Ollman concludes with this: this:
There is really only one way to evaluate Marx’s vision of communism and that is to examine his analysis of capitalism to see if the communist society is indeed present within it as an unrealized potential. If Marx sought, as he tells us, “to find the new world through the criticism of the old,” then any judgment of his views on communism rests in the last analysis on the validity of his critique of capitalism. This is not the place for the extensive examination that is required but I would like to offer three guidelines to those who would undertake it: 1) capitalism must be conceptualized in terms of social relations, Marx’s way of incorporating the actual past and future possibilities of his subject into his study of its present forms (this is the logical basis of Marx’s study of history, including future history, as a process); 2) a Marxist analysis of today’s capitalism should be integrated into Marx’s analysis of late 19th century capitalism (the social relations from which projections are made must be brought up to date); and 3) one should not try to show that communism is inevitable, only that it is possible, that it is based on conditions inherent in the further development of our present ones. After all, communism is hardly ever opposed because one holds other values, but because it is said to be an unrealizable ideal. In these circumstances, making a case for communism as a possible successor to capitalism is generally enough to convince people that they must help to bring it about.

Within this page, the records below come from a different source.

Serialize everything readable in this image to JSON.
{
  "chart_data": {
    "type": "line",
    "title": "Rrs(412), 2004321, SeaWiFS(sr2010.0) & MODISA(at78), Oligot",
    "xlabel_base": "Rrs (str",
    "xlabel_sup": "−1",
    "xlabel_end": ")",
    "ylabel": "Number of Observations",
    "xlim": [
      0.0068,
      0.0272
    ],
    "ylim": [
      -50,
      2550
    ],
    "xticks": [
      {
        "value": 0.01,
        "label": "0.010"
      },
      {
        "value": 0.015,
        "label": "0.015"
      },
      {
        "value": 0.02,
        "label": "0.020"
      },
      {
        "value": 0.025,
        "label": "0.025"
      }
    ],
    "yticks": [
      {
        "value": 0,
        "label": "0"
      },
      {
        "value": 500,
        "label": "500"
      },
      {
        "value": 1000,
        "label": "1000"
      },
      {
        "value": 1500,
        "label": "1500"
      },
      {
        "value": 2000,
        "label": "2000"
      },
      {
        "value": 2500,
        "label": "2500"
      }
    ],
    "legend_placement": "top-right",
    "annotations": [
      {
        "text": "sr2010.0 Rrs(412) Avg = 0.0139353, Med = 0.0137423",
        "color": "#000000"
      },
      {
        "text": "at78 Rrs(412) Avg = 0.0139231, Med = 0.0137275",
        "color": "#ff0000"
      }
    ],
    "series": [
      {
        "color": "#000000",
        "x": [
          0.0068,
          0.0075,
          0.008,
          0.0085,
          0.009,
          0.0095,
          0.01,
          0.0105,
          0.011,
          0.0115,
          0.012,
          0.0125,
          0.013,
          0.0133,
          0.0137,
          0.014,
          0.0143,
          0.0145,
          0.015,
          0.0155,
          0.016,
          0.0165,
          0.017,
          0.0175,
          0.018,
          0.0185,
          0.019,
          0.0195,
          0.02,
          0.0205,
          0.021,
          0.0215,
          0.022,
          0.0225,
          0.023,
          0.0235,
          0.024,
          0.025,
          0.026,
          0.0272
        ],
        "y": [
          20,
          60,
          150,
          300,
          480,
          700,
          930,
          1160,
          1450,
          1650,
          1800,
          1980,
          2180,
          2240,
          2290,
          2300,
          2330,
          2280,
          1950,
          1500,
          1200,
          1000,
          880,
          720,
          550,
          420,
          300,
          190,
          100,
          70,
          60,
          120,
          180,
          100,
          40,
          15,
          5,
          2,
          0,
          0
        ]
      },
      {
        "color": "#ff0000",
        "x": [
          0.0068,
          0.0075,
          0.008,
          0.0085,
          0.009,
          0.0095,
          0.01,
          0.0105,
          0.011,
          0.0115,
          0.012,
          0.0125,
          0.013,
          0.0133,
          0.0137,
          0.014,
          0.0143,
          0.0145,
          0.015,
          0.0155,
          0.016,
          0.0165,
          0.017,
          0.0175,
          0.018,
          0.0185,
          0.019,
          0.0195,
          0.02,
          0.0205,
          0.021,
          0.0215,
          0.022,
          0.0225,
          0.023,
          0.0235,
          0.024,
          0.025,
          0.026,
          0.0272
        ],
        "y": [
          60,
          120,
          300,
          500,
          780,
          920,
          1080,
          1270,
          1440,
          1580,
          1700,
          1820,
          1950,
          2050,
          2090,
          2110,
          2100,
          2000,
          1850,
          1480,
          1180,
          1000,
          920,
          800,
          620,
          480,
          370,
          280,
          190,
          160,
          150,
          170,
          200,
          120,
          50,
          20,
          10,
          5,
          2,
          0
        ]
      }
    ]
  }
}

So, we must ask ourselves: “Is Marxism possible?” Has Bookchin proved Marxism to be impossible, or merely highly unlikely? Is Bookchin’s vision possible? If both are possible, which is more likely and why, and which is more desireable? Which description is more complete and predictive? If neither are possible, is there another vision which is possible and worth striving towards?
We must ruthlessly and honestly distinguish between imagined realities, desired realities, possible realities, probable or likely realities, and our present reality. Then we must pick a future reality, defend our choice by successfully answering the questions above, and chart a path towards that reality.